I can see the GSD part in him, I can see the chow part in him. I can totally see that a well bred, active, drivey, intelligent GSD would be EASY to train IF you are well armed with knowledge, time, and patience.

It's an uphill battle for me regardless; I keep having to look up "patience" in the dictionary to remember what it means.


----------



## SunCzarina (Nov 24, 2000)

Mine have been easy to train but they all had a stubborn head about something... 

Prince never accepted my dad's twin brother.

Baron refused to over with a dumbbell in his mouth. He would carry the dumbbell endlessly, he would even carry it AROUND the gate, put it down and go back to go over but never could get him to go over with it in his mouth.

Rex hated his leash. 

Luther never 'spoke' on command. For 5 years, he looked at me like I was retarded for getting him to try.

Gideon wouldn't stop trying to chew on small dogs.

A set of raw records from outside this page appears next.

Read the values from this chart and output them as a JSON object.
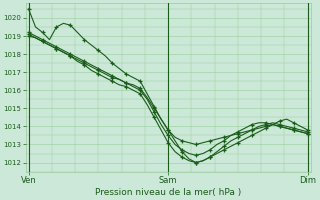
{
  "xlabel": "Pression niveau de la mer( hPa )",
  "bg_color": "#cce8d8",
  "line_color": "#1a5c1a",
  "grid_color": "#99cc99",
  "tick_color": "#1a5c1a",
  "label_color": "#1a5c1a",
  "ylim": [
    1011.5,
    1020.8
  ],
  "yticks": [
    1012,
    1013,
    1014,
    1015,
    1016,
    1017,
    1018,
    1019,
    1020
  ],
  "xtick_labels": [
    "Ven",
    "Sam",
    "Dim"
  ],
  "xtick_positions": [
    0,
    48,
    96
  ],
  "xlim": [
    -1,
    97
  ],
  "lines": [
    [
      1020.5,
      1019.5,
      1019.2,
      1018.8,
      1019.5,
      1019.7,
      1019.6,
      1019.2,
      1018.8,
      1018.5,
      1018.2,
      1017.9,
      1017.5,
      1017.2,
      1016.9,
      1016.7,
      1016.5,
      1015.8,
      1015.1,
      1014.4,
      1013.8,
      1013.2,
      1012.6,
      1012.2,
      1012.0,
      1012.1,
      1012.3,
      1012.5,
      1012.7,
      1012.9,
      1013.1,
      1013.3,
      1013.5,
      1013.7,
      1013.9,
      1014.1,
      1014.3,
      1014.4,
      1014.2,
      1014.0,
      1013.8
    ],
    [
      1019.0,
      1018.9,
      1018.7,
      1018.5,
      1018.3,
      1018.1,
      1017.9,
      1017.7,
      1017.5,
      1017.3,
      1017.1,
      1016.9,
      1016.7,
      1016.6,
      1016.4,
      1016.3,
      1016.1,
      1015.6,
      1015.0,
      1014.4,
      1013.8,
      1013.4,
      1013.2,
      1013.1,
      1013.0,
      1013.1,
      1013.2,
      1013.3,
      1013.4,
      1013.5,
      1013.6,
      1013.7,
      1013.8,
      1013.9,
      1014.0,
      1014.1,
      1014.0,
      1013.9,
      1013.8,
      1013.7,
      1013.6
    ],
    [
      1019.1,
      1018.9,
      1018.7,
      1018.5,
      1018.3,
      1018.1,
      1017.9,
      1017.6,
      1017.4,
      1017.1,
      1016.9,
      1016.7,
      1016.5,
      1016.3,
      1016.2,
      1016.0,
      1015.8,
      1015.2,
      1014.5,
      1013.8,
      1013.1,
      1012.6,
      1012.3,
      1012.1,
      1012.0,
      1012.1,
      1012.3,
      1012.6,
      1012.9,
      1013.2,
      1013.4,
      1013.6,
      1013.8,
      1014.0,
      1014.1,
      1014.2,
      1014.1,
      1014.0,
      1013.9,
      1013.8,
      1013.7
    ],
    [
      1019.2,
      1019.0,
      1018.8,
      1018.6,
      1018.4,
      1018.2,
      1018.0,
      1017.8,
      1017.6,
      1017.4,
      1017.2,
      1017.0,
      1016.8,
      1016.6,
      1016.4,
      1016.2,
      1016.0,
      1015.5,
      1014.8,
      1014.1,
      1013.5,
      1013.0,
      1012.7,
      1012.5,
      1012.4,
      1012.5,
      1012.7,
      1013.0,
      1013.2,
      1013.5,
      1013.7,
      1013.9,
      1014.1,
      1014.2,
      1014.2,
      1014.1,
      1014.0,
      1013.9,
      1013.8,
      1013.7,
      1013.6
    ]
  ],
  "ytick_fontsize": 5.0,
  "xtick_fontsize": 6.0,
  "xlabel_fontsize": 6.5
}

Morgan may someday learn she IS NOT to go thunderbutting down the stairs when my children are walking down. I'm trying liverwurst right now...


----------



## Cooper&me (Dec 18, 2007)

Training a shepher is true bliss. My boxer has agility, rally tittles and TONS of obedience titles. That said after this shepherd there is nothing like it. I would say I would never have another breed but I really like the Mals.


----------



## Timber1 (May 19, 2007)

My GSD is an European male and the easiest dog to train I have ever owned.

However, I am also acting as a rescue for a White German Shepherd Female, and I have never met a more difficult dog to train. As near as I can tell the dog had been moderately abused so my training revolves around kindness and treats. My success with this dog has not been good. She just shys away from everything.


----------